The British medal was instituted on 1 September 1919 to be awarded to all those who served in a theatre of operations between 5 August 1914 and 11 November 1918. It was awarded also to all British Empire military, except those of South Africa, whose government issued their own variant. Additionally, it was awarded to those British servicemen active in the Hejaz and Aden after the end of the European war, for post-war mine clearance operations and for the Royal Navy mission to Russia, hence the latter date of 1919.
Jubilee Medal 1935. Miniature circular silver medal with scroll and laterally-pierced ball suspension; the face with the half length crowned figures in relief of King George V and Queen Mary in state robes, facing left, circumscribed ‘GEORGE • V • AND • QUEEN • MARY • MAY •VI • MCMXXXV’; the reverse with the crowned cipher of King and Emperor George VI, the dates ‘MAY 1910’ and ‘MAY 1935’ to left and right respectively; diameter 18.02mm (0.71 inch).
The Medal was instituted to mark the Silver Jubilee of King George V. It was designed by Sir William Goscombe John, R.A. (1860-1952) and awarded to distinguished persons throughout the Empire.

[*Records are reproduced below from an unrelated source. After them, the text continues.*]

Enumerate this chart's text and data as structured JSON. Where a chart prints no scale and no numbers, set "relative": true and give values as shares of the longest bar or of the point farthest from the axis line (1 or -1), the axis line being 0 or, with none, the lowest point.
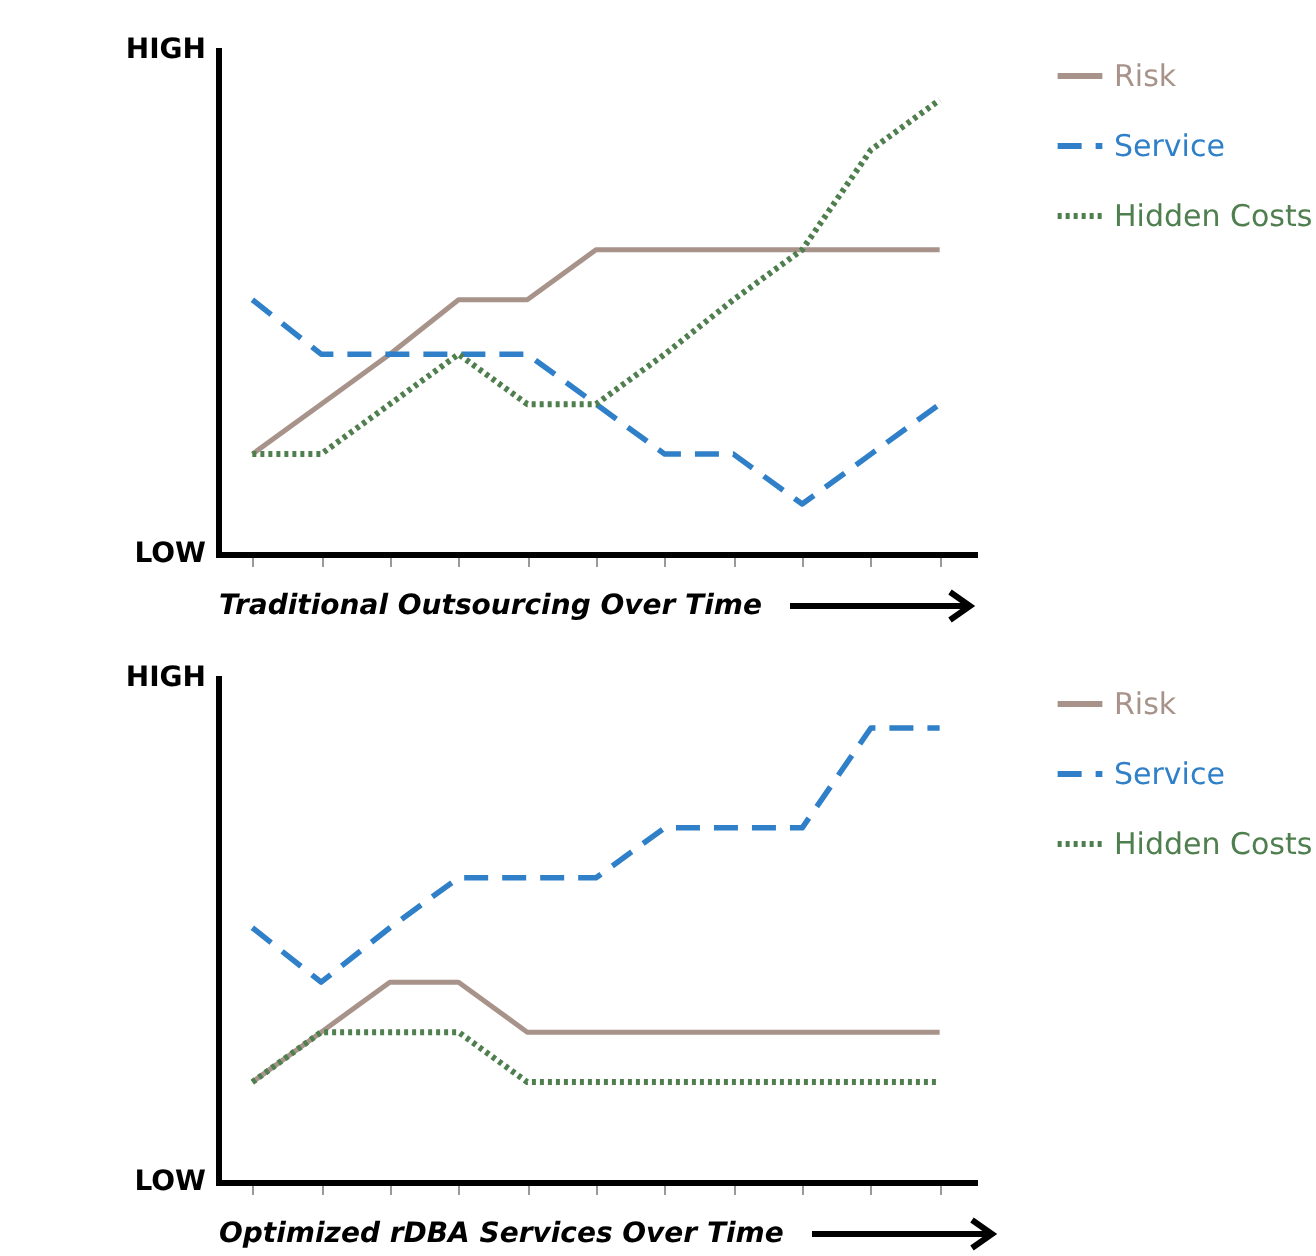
{
  "chart_data": [
    {
      "type": "line",
      "relative": true,
      "xlabel": "Traditional Outsourcing Over Time",
      "annotations": [
        "HIGH",
        "LOW"
      ],
      "legend": "right",
      "categories": [
        null,
        null,
        null,
        null,
        null,
        null,
        null,
        null,
        null,
        null,
        null
      ],
      "series": [
        {
          "name": "Risk",
          "color": "#a8938a",
          "line_style": "solid",
          "values": [
            0.22,
            0.33,
            0.44,
            0.56,
            0.56,
            0.67,
            0.67,
            0.67,
            0.67,
            0.67,
            0.67
          ]
        },
        {
          "name": "Service",
          "color": "#2f80c8",
          "line_style": "dashed",
          "values": [
            0.56,
            0.44,
            0.44,
            0.44,
            0.44,
            0.33,
            0.22,
            0.22,
            0.11,
            0.22,
            0.33
          ]
        },
        {
          "name": "Hidden Costs",
          "color": "#4f7f4f",
          "line_style": "dotted",
          "values": [
            0.22,
            0.22,
            0.33,
            0.44,
            0.33,
            0.33,
            0.44,
            0.56,
            0.67,
            0.89,
            1
          ]
        }
      ]
    },
    {
      "type": "line",
      "relative": true,
      "xlabel": "Optimized rDBA Services Over Time",
      "annotations": [
        "HIGH",
        "LOW"
      ],
      "legend": "right",
      "categories": [
        null,
        null,
        null,
        null,
        null,
        null,
        null,
        null,
        null,
        null,
        null
      ],
      "series": [
        {
          "name": "Risk",
          "color": "#a8938a",
          "line_style": "solid",
          "values": [
            0.22,
            0.33,
            0.44,
            0.44,
            0.33,
            0.33,
            0.33,
            0.33,
            0.33,
            0.33,
            0.33
          ]
        },
        {
          "name": "Service",
          "color": "#2f80c8",
          "line_style": "dashed",
          "values": [
            0.56,
            0.44,
            0.56,
            0.67,
            0.67,
            0.67,
            0.78,
            0.78,
            0.78,
            1,
            1
          ]
        },
        {
          "name": "Hidden Costs",
          "color": "#4f7f4f",
          "line_style": "dotted",
          "values": [
            0.22,
            0.33,
            0.33,
            0.33,
            0.22,
            0.22,
            0.22,
            0.22,
            0.22,
            0.22,
            0.22
          ]
        }
      ]
    }
  ]
}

Coronation Medal 1937. Miniature circular silver medal on ornate scroll and laterally-pierced ball suspension; the face with the head and shoulders portraits of King George VI and, beyond, Queen Elizabeth, both facing left, crowned and in coronation robes; the reverse with the crowned cipher of King and Emperor George VI centrally above the inscription ‘CROWNED / 12 MAY 1937’, circumscribed ‘GEORGE VI QUEEN ELIZABETH’; diameter 17.96mm (0.71 inch).

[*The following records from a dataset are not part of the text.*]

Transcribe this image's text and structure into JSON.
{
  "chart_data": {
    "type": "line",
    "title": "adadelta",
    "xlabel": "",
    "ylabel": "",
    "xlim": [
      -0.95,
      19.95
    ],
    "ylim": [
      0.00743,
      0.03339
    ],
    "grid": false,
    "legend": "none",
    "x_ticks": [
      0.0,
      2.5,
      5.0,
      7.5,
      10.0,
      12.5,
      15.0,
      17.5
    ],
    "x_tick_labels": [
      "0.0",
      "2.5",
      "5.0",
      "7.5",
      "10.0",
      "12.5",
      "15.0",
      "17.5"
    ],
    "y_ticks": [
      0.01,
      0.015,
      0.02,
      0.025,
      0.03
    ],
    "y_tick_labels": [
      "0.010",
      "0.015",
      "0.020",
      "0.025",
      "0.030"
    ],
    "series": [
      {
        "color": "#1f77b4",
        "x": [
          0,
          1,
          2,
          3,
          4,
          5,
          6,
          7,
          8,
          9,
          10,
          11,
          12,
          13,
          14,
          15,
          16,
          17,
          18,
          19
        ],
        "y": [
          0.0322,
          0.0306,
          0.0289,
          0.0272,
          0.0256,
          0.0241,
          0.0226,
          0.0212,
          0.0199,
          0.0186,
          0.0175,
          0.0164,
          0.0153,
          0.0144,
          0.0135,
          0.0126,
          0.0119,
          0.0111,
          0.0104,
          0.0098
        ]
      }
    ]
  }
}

The Medal was issued to mark the coronation of King George VI and Queen Elizabeth on 12 May 1937 and was the personal gift of the sovereign to members and servants of the Royal Household and to members of the armed forces, governments and elected holders of office throughout the Empire and Dominions.
Army Long Service and Good Conduct Medal, George V 1911-1920 issue. Miniature circular silver medal with swivel scroll suspension; the face with the head and shoulders of King George VI in field marshal’s uniform facing left, circumscribed ‘GEORGIUS V BRITT: OMN: REX ET IND: IMP:’ (George V King of Great Britain and Emperor of India); the reverse inscribed ‘FOR / LONG SERVICE / AND / GOOD CONDUCT’ above an arabesque; diameter 17.71mm (0.69 inch); on post-1917 ribbon.

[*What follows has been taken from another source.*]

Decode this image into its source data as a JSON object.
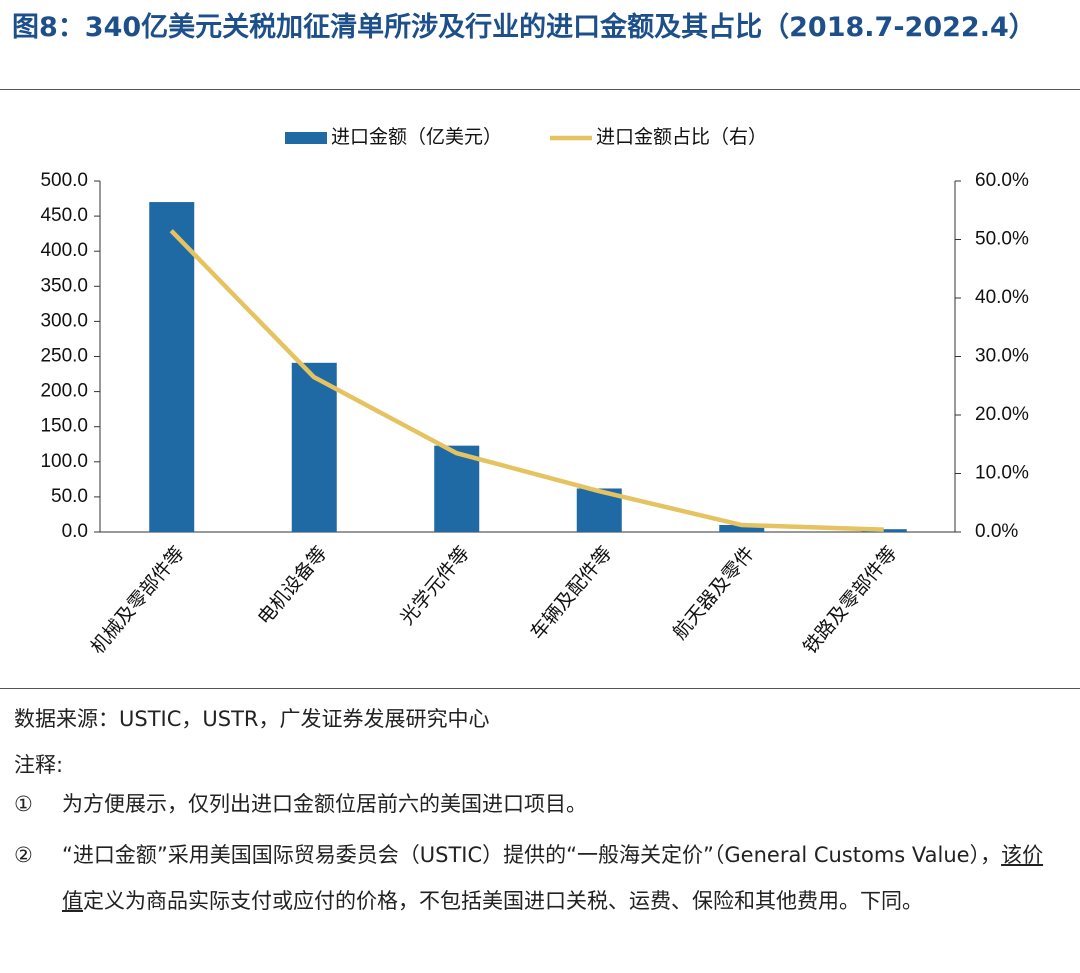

The Medal was instituted in 1830 and has undergone various changes in design and award criteria since that date. At the time this example was awarded, the requirement was 18 years’ exemplary service.
Army Meritorious Service Medal, George V 1916-1926 issue. Miniature circular silver medal with swivel scroll suspension; the face with the head and shoulders of King George V in field marshal’s uniform facing left, circumscribed ‘GEORGIUS V BRITT: OMN: REX ET IND: IMP:’ (George V King of Great Britain and Emperor of India); the reverse inscribed ‘FOR MERITORIOUS SERVICE’ above an arabesque, within a laurel wreath, a Tudor crown above; diameter 17.78mm (0.7 inch); on post-August 1917 ribbon.
The Medal was instituted on 19 December 1845 to reward distinguished and meritorious service by non-commissioned officers of the rank of sergeant and above. From October 1916, immediate awards for valuable and meritorious were made and from January 1917 it was also awarded for acts of gallantry other than in the face of the enemy. The George V version had a swivel suspension until 1926. The number issued has always been limited.
The Group is bar-mounted on original ribbons with pin for wear.